The reports of Alfred Blanche, the French consul, were regarded as an invaluable historical source after their release in 1972, but that was largely because Irish state papers had not yet been opened to journalists or historians.
Prior to 1967, the British released their state papers under a 50-year rule. This was then changed to 30 years. In 1991 our government adopted a similar approach by releasing all papers from 1922 to 1960, and thereafter this country has released state papers after 30 years.
In 2013, the British decided to change their embargo to 20 years. They are phasing this in over a 10-year period. Each year between 2013 and 2022, they plan to release the papers for two years. Thus this year they are currently releasing the state papers for 1987 and 1988, which means that this country is already two years behind Britain.
Of course, just because Britain does something, does not mean we should follow suit, but in this case, the British perspective on vital events in this country will be released years in advance of our own perspective.

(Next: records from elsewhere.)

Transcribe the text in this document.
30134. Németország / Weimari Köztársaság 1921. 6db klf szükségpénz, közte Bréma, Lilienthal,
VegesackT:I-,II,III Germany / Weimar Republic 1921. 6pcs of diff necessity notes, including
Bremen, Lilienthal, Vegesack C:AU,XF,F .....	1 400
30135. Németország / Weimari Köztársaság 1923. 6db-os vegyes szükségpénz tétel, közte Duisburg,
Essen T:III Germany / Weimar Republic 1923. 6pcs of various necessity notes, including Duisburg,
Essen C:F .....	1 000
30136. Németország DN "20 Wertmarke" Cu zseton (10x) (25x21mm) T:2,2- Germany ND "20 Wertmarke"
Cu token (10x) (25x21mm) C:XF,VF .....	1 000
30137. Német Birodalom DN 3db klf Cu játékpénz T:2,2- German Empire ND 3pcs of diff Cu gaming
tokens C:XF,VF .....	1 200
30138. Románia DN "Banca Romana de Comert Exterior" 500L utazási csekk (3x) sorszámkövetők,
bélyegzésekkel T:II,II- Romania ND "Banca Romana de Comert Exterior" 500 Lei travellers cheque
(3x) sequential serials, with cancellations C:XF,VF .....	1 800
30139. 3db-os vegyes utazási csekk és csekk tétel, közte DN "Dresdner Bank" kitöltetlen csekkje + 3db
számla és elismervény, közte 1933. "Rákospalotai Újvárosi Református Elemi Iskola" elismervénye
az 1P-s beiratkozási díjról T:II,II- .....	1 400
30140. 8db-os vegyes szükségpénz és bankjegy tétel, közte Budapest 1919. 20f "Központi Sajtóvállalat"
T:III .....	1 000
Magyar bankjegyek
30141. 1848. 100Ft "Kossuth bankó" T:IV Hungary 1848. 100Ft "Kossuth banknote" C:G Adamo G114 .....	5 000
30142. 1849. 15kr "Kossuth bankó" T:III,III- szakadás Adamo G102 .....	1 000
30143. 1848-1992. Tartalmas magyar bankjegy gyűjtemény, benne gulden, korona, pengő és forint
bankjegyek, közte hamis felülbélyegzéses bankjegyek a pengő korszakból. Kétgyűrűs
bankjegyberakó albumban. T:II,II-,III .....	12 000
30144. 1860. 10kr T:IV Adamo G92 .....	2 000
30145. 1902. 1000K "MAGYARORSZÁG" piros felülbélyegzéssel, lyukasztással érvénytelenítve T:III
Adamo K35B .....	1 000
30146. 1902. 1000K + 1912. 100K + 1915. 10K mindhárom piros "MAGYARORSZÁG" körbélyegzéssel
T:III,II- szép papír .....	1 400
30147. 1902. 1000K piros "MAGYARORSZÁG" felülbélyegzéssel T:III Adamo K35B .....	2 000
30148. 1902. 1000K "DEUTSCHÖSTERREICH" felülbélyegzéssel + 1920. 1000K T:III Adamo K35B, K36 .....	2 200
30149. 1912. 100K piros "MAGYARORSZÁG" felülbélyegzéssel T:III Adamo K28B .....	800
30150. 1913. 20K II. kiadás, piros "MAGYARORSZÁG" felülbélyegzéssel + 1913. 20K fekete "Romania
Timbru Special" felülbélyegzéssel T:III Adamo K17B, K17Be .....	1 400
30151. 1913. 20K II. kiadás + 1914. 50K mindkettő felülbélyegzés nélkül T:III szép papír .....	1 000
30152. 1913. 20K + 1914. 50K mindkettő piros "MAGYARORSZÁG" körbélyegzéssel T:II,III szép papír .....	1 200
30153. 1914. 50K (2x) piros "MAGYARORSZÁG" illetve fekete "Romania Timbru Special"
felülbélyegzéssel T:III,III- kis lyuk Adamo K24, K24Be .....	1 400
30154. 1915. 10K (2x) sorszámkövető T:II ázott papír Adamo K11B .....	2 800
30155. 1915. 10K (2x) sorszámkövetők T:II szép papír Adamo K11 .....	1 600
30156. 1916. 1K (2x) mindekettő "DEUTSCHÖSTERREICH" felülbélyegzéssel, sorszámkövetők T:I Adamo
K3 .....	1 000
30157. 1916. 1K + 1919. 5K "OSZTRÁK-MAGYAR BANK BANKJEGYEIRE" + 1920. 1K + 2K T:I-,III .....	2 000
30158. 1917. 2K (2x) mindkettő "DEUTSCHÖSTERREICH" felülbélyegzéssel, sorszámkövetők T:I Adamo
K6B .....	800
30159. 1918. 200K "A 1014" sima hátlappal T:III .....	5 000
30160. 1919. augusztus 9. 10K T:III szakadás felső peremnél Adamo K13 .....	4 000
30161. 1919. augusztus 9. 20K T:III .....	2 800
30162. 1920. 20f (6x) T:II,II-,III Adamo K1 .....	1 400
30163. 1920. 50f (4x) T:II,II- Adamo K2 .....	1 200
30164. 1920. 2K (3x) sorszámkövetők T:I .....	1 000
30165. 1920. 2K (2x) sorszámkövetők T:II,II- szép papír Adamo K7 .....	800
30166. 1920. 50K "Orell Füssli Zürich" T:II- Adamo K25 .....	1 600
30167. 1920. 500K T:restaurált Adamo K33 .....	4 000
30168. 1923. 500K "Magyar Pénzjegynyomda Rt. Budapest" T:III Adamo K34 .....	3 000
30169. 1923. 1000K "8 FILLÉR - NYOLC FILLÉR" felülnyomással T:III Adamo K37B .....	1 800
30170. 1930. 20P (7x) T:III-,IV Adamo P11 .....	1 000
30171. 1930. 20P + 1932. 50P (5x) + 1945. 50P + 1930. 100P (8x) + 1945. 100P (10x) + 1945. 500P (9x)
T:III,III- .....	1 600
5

During the past year, many parallels were drawn between the 1966 golden jubilee of the Easter Rebellion and the centenary celebrations during the year ending today. In 1966, most of the younger people knew little about the events of 1916, because it was not taught in our schools over the decades.
When we think back to the events that occurred between 1966 and 1991, surely no rational individual would think that society was being served by the shroud of secrecy that covered government decisions in relation to Northern Ireland during the nascent years of the Troubles.
The state papers currently featuring in Irish newspapers, emphasise the importance of relations between Britain and Ireland in the aftermath of the 1985 Anglo-Irish Agreement. They show how the posturing and demagogic behaviour of Ian Paisley was facilitated by secrecy.
An informed electorate is vital to democracy, and the details of past events which have helped to shape our present should be released as soon as possible.
In the next five years, the British will be releasing the documents relative to the Good Friday Agreement, whereas the corresponding documents in this country will not be due for release until 2028.
The Good-Friday Agreement is a crucial part of our history, and it will be an affront to Irish democracy if Irish historians have to rely on the British version of those events in order to get an inside look at what was happening.